Many people have used FIPS 15c (which may support FAT-32) http://bmrc.berkeley.edu/people/chaffee/fips/fips.html for repartitioning FAT partition sizes.) Also, another version from a different source is FIPS 2.0 (claims to support FAT-32) http://www.igd.fhg.de/~aschaefe/fips/ for repartitioning FAT partition sizes.)
One more "newer" utility for repartitioning and resizing FAT partitions is Ranish Partition Manager/Utility (FAT-32 support is claimed for this as well, Linux support is taken into account.) http://www.users.intercom.com/~ranish/part/ .
You may share your swap space between Linux and Windows. Please see "Dealing with Limited Resources" section. Also with Linux you can mount any kind of DOS/Windows partition. The other way round there are also some tools, for instance at http://uranus.it.swin.edu.au/~jn/linux/ , which provides a tool to read and write ext2 partitions from Windows9x/NT.
Also you can mount DOS drives of the type
vfat and even compressed drives (Drivespace, etc.). For long file names use
vfat and if you like autoconversion ( a nice feature for text files), you may do so by using the
conv=auto option.
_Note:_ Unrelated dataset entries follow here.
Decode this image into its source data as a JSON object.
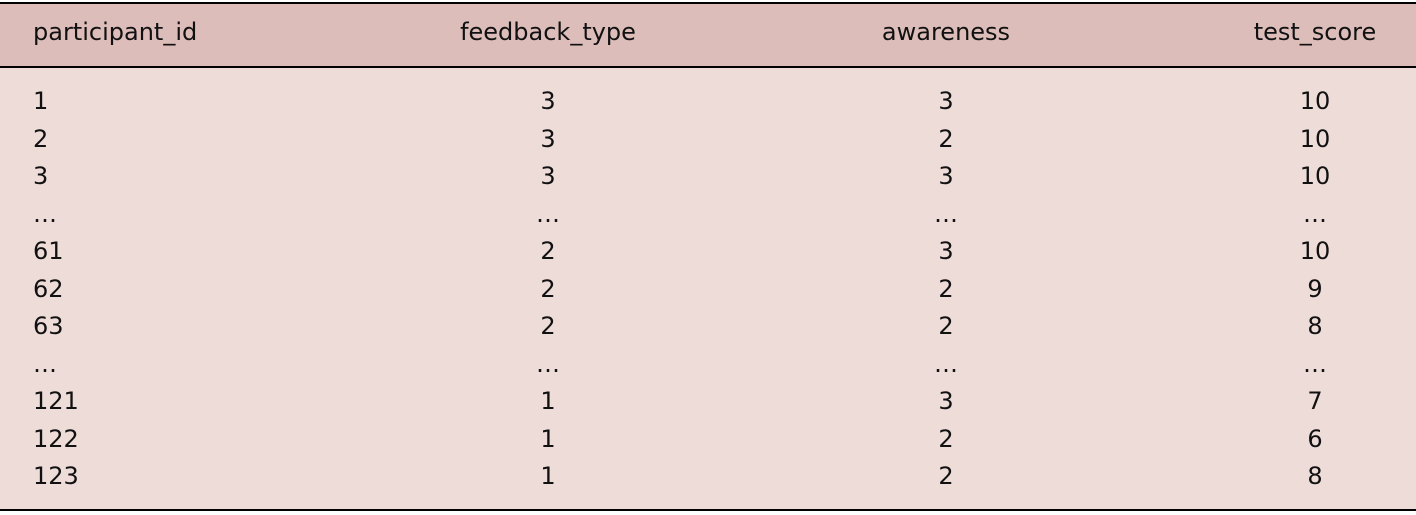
{
  "table": {
    "columns": [
      "participant_id",
      "feedback_type",
      "awareness",
      "test_score"
    ],
    "rows": [
      [
        1,
        3,
        3,
        10
      ],
      [
        2,
        3,
        2,
        10
      ],
      [
        3,
        3,
        3,
        10
      ],
      [
        "…",
        "…",
        "…",
        "…"
      ],
      [
        61,
        2,
        3,
        10
      ],
      [
        62,
        2,
        2,
        9
      ],
      [
        63,
        2,
        2,
        8
      ],
      [
        "…",
        "…",
        "…",
        "…"
      ],
      [
        121,
        1,
        3,
        7
      ],
      [
        122,
        1,
        2,
        6
      ],
      [
        123,
        1,
        2,
        8
      ]
    ]
  }
}
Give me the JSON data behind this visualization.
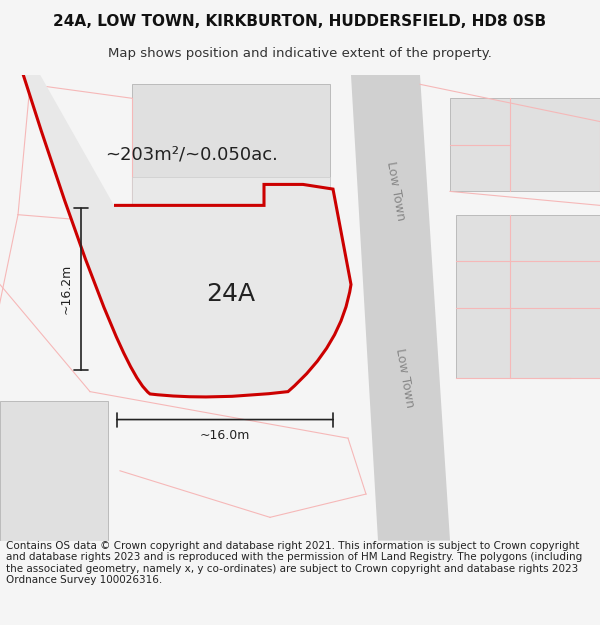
{
  "title_line1": "24A, LOW TOWN, KIRKBURTON, HUDDERSFIELD, HD8 0SB",
  "title_line2": "Map shows position and indicative extent of the property.",
  "footer_text": "Contains OS data © Crown copyright and database right 2021. This information is subject to Crown copyright and database rights 2023 and is reproduced with the permission of HM Land Registry. The polygons (including the associated geometry, namely x, y co-ordinates) are subject to Crown copyright and database rights 2023 Ordnance Survey 100026316.",
  "area_label": "~203m²/~0.050ac.",
  "label_24A": "24A",
  "dim_width": "~16.0m",
  "dim_height": "~16.2m",
  "road_label": "Low Town",
  "bg_color": "#f5f5f5",
  "map_bg": "#ffffff",
  "plot_fill": "#e8e8e8",
  "plot_edge_color": "#cc0000",
  "road_color": "#d0d0d0",
  "light_red": "#f5b8b8",
  "building_fill": "#e0e0e0",
  "dim_color": "#222222",
  "title_fontsize": 11,
  "subtitle_fontsize": 9.5,
  "footer_fontsize": 7.5,
  "label_fontsize": 14,
  "area_fontsize": 13,
  "road_label_fontsize": 9
}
I have used this in my /etc/fstab, but be aware this might cause some strange behaviour sometimes, look at the kernel docs for further details.
/dev/hda8 /dos/d vfat user,exec,nosuid,nodev,conv=auto 0 2
You may use the CD drive of a desktop (or copy the content of the CD to the hard disk) and connect both machines with a nullmodem cable. Than use a DOS boot floppy and the program
INTERLNK.EXE to connect both machines.
Windows/NT offers: RAS - Remote Access Service
Windows/9x/NT offers the PPTP protocol to connect to remote sites via a TCP/IP tunnel. This protocol is also supported by Linux. PoPToP is the PPTP server solution for Linux allowing Linux servers to function seamlessly in the PPTP VPN environment. This enables administrators to leverage the considerable benefits of both Microsoft clients and Linux servers. The current pre-release version supports Windows 95/98/NT PPTP clients and PPTP Linux clients. The PoPToP pre-release server is not yet fully optimised. On release, PoPToP will be fully compliant with IETF PPTP Internet Draft and it will seamlessly support Windows PPTP clients with the full range of encryption and authentication features.
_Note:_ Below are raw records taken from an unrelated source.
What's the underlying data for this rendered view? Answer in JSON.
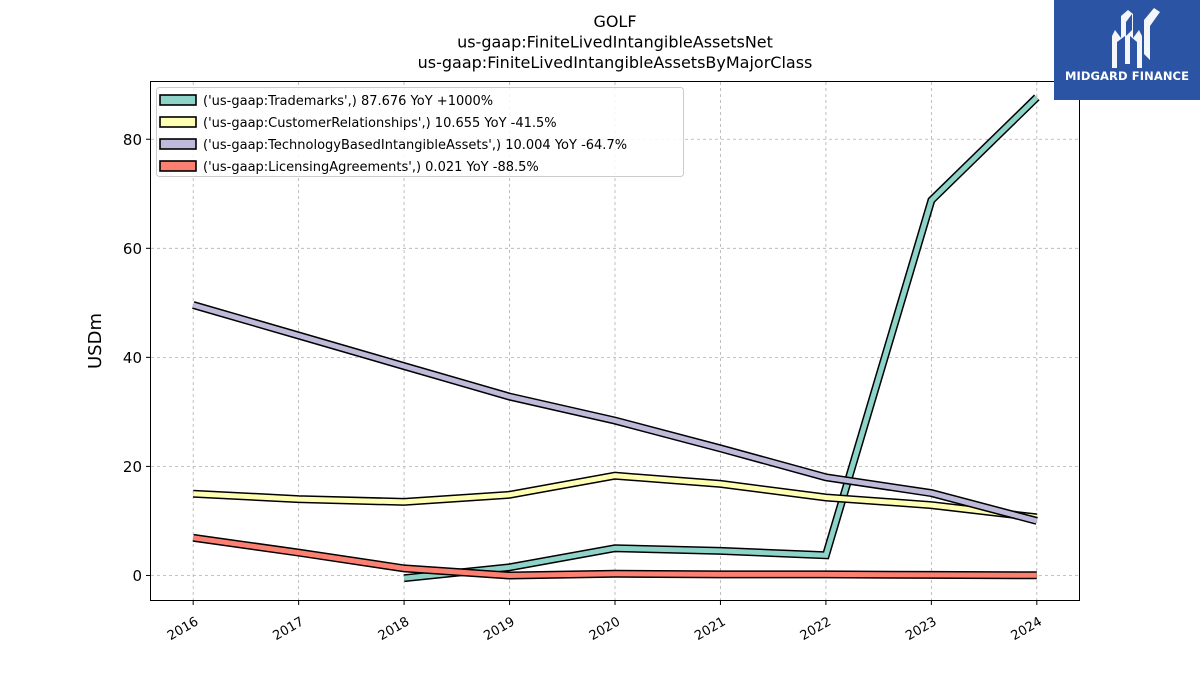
{
  "brand": {
    "name": "MIDGARD FINANCE",
    "bg_color": "#2b54a4"
  },
  "chart_data": {
    "type": "line",
    "title_lines": [
      "GOLF",
      "us-gaap:FiniteLivedIntangibleAssetsNet",
      "us-gaap:FiniteLivedIntangibleAssetsByMajorClass"
    ],
    "xlabel": "",
    "ylabel": "USDm",
    "x": [
      2016,
      2017,
      2018,
      2019,
      2020,
      2021,
      2022,
      2023,
      2024
    ],
    "xlim": [
      2015.6,
      2024.4
    ],
    "ylim": [
      -4.5,
      90.5
    ],
    "yticks": [
      0,
      20,
      40,
      60,
      80
    ],
    "grid": true,
    "legend_position": "top-left",
    "series": [
      {
        "name": "('us-gaap:Trademarks',) 87.676 YoY +1000%",
        "color": "#8dd3c7",
        "values": [
          null,
          null,
          -0.5,
          1.5,
          5.0,
          4.5,
          3.7,
          68.8,
          87.676
        ]
      },
      {
        "name": "('us-gaap:CustomerRelationships',) 10.655 YoY -41.5%",
        "color": "#ffffb3",
        "values": [
          15.0,
          14.0,
          13.5,
          14.8,
          18.3,
          16.8,
          14.3,
          12.9,
          10.655
        ]
      },
      {
        "name": "('us-gaap:TechnologyBasedIntangibleAssets',) 10.004 YoY -64.7%",
        "color": "#bebada",
        "values": [
          49.6,
          44.0,
          38.4,
          32.8,
          28.4,
          23.3,
          18.0,
          15.1,
          10.004
        ]
      },
      {
        "name": "('us-gaap:LicensingAgreements',) 0.021 YoY -88.5%",
        "color": "#fb8072",
        "values": [
          6.9,
          4.2,
          1.3,
          0.0,
          0.3,
          0.2,
          0.2,
          0.1,
          0.021
        ]
      }
    ]
  }
}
At The Notebook/2 Site by Dr. Martinus you may find information about different notebooks and PCMCIA cards working with OS/2.
The client side with DOS/Windows9x style operating systems seems to be no problem, since there are many PCMCIA cards with drivers for Netware available. For Linux connections see the
mars_nwe package. Also the Caldera Linux distribtion is well known for its Novell support.
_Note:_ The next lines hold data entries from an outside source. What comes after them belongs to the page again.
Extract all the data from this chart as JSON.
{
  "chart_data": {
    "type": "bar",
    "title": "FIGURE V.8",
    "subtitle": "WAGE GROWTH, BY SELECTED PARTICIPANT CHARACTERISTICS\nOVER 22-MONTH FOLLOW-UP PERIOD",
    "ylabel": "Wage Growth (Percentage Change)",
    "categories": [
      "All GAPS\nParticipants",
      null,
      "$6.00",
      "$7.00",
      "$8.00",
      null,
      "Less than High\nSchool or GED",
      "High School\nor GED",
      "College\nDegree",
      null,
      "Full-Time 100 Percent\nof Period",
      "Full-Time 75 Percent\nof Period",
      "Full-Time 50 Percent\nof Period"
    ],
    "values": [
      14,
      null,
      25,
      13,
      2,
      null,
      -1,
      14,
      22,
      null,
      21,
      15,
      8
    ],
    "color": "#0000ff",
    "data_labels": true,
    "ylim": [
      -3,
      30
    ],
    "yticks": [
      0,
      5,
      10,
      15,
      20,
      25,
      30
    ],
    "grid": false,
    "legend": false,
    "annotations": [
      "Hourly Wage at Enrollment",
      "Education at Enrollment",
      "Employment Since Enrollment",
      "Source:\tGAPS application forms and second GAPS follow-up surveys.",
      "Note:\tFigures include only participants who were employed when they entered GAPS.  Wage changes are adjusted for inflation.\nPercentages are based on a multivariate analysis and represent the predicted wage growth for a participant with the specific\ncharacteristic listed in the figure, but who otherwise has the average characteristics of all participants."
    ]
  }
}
I hadn't time to build a Netware server on a laptop yet and couldn't check wether there are network connections possible (PCMCIA driver for Netware server).
The GNU Hurd is a totally new operating system being put together by the GNU group. In fact, the GNU Hurd is the final component which makes it possible to built an entirely GNU OS -- and Debian GNU/Hurd is going to be one such (possibly even the first) GNU OS. The current project is founded on the i386 architecture, but expect the others to follow soon.
The GNU Hurd Hardware Compatibility Guide states that Hurd should work on laptops, but PCMCIA support isn't ready yet.